Businesses are literally waving their sensitive data in the air, just waiting for hackers to come and snatch them. Those are basically the results of a new comprehensive report by threat protection company Varonis Systems.
The company collected anonymous data during risk assessments for potential customers for a year, and has now transformed that data into useful insights, showing a ‘staggering level of exposure in corporate file systems’.
In the report, Varonis says that the average mid-to-large company has 35.3 million files in 4 million folders, meaning an average folder has 8.8 files. Now, 28 per cent of all folders, or 1.1 million of them, have the “everyone” group permission enabled, meaning they’re open to all network users, including those who shouldn’t be there in the first place.
Further 9.9 million files were accessible by everyone, no matter of their role. Another important discovery is that out of 25,000 user accounts, 7,700 (31 per cent) of them were ‘stale’ – not being logged in for the past 60 days.

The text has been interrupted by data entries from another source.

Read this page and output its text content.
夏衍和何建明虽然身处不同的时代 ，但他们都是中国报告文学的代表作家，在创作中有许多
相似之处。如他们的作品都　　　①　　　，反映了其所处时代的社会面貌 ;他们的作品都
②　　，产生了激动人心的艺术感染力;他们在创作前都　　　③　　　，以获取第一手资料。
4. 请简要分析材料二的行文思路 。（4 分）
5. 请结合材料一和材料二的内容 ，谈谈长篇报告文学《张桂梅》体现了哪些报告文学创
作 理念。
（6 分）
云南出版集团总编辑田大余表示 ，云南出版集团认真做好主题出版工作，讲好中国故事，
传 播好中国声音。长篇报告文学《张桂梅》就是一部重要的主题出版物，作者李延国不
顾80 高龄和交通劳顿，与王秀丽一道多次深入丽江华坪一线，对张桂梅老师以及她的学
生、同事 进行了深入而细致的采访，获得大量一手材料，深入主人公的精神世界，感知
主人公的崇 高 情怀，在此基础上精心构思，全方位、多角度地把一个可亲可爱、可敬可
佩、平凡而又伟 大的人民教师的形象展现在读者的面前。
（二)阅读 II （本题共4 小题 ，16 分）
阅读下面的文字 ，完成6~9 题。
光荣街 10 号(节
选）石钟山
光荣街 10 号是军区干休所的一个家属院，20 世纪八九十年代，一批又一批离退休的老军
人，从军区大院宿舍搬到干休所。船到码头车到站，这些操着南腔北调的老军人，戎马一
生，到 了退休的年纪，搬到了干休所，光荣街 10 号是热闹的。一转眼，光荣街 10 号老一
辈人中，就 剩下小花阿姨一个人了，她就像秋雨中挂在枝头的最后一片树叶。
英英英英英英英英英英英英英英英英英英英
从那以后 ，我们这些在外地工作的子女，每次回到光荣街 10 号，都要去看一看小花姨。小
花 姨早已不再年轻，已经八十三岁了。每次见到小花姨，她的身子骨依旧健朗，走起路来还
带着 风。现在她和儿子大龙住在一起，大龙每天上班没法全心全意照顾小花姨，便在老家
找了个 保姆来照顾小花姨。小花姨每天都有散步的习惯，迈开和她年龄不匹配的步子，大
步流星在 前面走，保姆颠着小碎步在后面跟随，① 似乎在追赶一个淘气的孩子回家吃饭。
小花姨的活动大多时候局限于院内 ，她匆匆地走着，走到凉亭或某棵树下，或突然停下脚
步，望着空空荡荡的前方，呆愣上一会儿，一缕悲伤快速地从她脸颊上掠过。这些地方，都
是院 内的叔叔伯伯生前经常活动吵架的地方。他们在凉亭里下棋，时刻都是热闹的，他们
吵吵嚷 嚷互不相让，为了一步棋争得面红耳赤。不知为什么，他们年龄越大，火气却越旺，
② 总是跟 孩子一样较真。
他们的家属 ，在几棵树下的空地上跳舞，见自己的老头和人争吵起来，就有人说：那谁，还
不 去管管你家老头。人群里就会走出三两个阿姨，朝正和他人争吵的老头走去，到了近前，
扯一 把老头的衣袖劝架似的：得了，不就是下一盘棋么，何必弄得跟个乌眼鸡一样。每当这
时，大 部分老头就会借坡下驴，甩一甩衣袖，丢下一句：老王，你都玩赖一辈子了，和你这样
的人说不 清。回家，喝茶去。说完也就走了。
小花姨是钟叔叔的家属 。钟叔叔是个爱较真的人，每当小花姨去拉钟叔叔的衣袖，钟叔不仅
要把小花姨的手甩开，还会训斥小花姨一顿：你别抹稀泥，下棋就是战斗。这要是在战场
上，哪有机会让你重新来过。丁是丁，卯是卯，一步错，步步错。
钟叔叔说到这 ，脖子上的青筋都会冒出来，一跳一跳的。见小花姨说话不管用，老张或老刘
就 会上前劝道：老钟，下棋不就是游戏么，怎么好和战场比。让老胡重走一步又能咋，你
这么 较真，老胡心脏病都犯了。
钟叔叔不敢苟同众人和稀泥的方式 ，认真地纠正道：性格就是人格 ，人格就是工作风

David Gibson, Vice President of Strategy and Market Development at Varonis, said, “Although this data presents a bleak look at the average enterprise’s corporate file system environment, the organisations running these risk assessments are taking these challenges seriously. Most of them have since implemented Varonis, embracing a more holistic view of the data on their file and email systems and closing these gaping, often unseen security holes before the next major breach causes heavy damage. Our software is able to provide a granular look at where sensitive data lives, where it is over-exposed within an organisation, who is accessing that data, and how to lock it down. While that remediation process is running, our ability to start detecting and stopping many types of insider threats has been a major revelation for our customers.”